At that age, I did not notice the effort. I only felt the joy of it.
I remember the smell of the air in the morning. I remember waking up to trees instead of buildings, birds instead of alarms. I remember meals that tasted better simply because we were outside, and nights that felt bigger beneath an open sky. Camping gave my family a kind of closeness that felt different from everyday life. We were away from noise, away from routine, away from everything that usually pulled people in different directions.

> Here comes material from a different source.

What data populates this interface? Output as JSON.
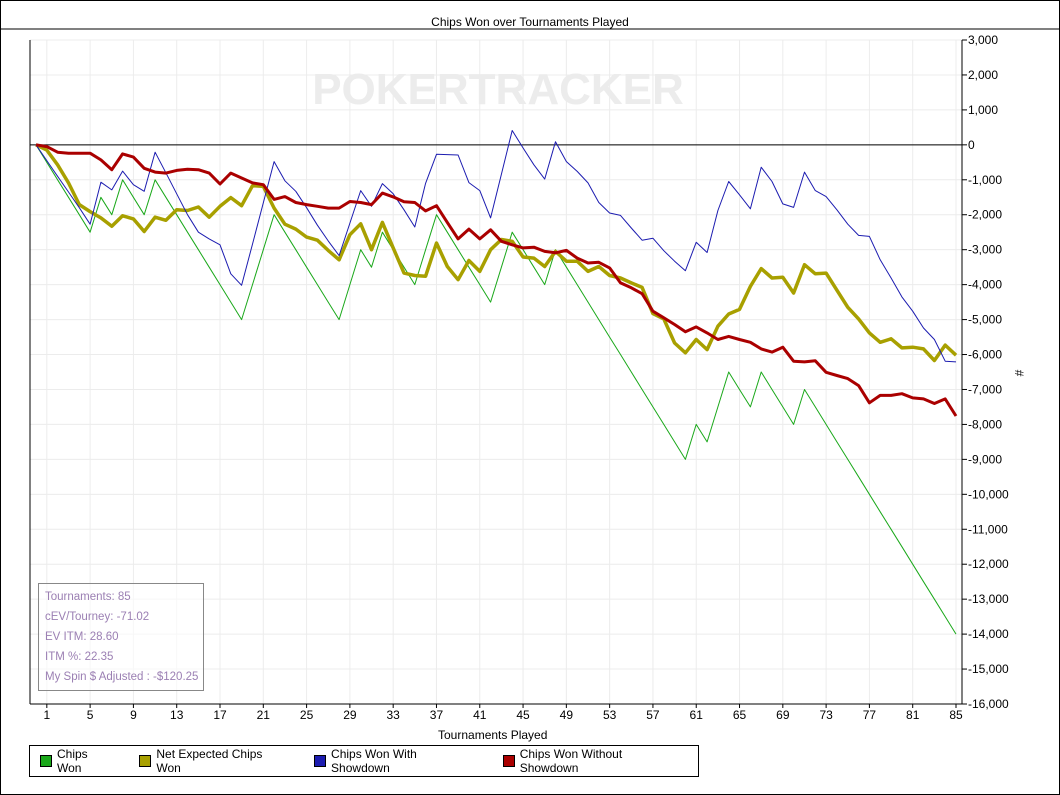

As a child, I did not have the words for it, but I knew those weekends meant something.
They gave me memories that stayed.


"At that age, I did not notice the effort.
I only felt the joy of it."
Coming Back to It
Years later, when I had a wife and children of my own, I found myself wanting to give them the same thing.
I wanted my children to know that feeling of waking up outdoors. I wanted them to know the quiet of early morning at a campsite, the small excitement of unzipping a tent, the way a family can feel closer when there is nowhere else to be and nothing else competing for attention.
So we started camping together.
And in many ways, it was exactly as I remembered. There was still that feeling of leaving something behind when we drove out of the city. There was still that sense that life slowed down the moment we arrived. There was still that simple happiness of being together in a place that asked less from you.
But there was something else I felt now that I had never felt as a child.
I felt the weight of it.
As a little boy, I only knew the softness of the memory. As a husband and father, I began to understand the work that came before it.


"I began to understand the work that came before it."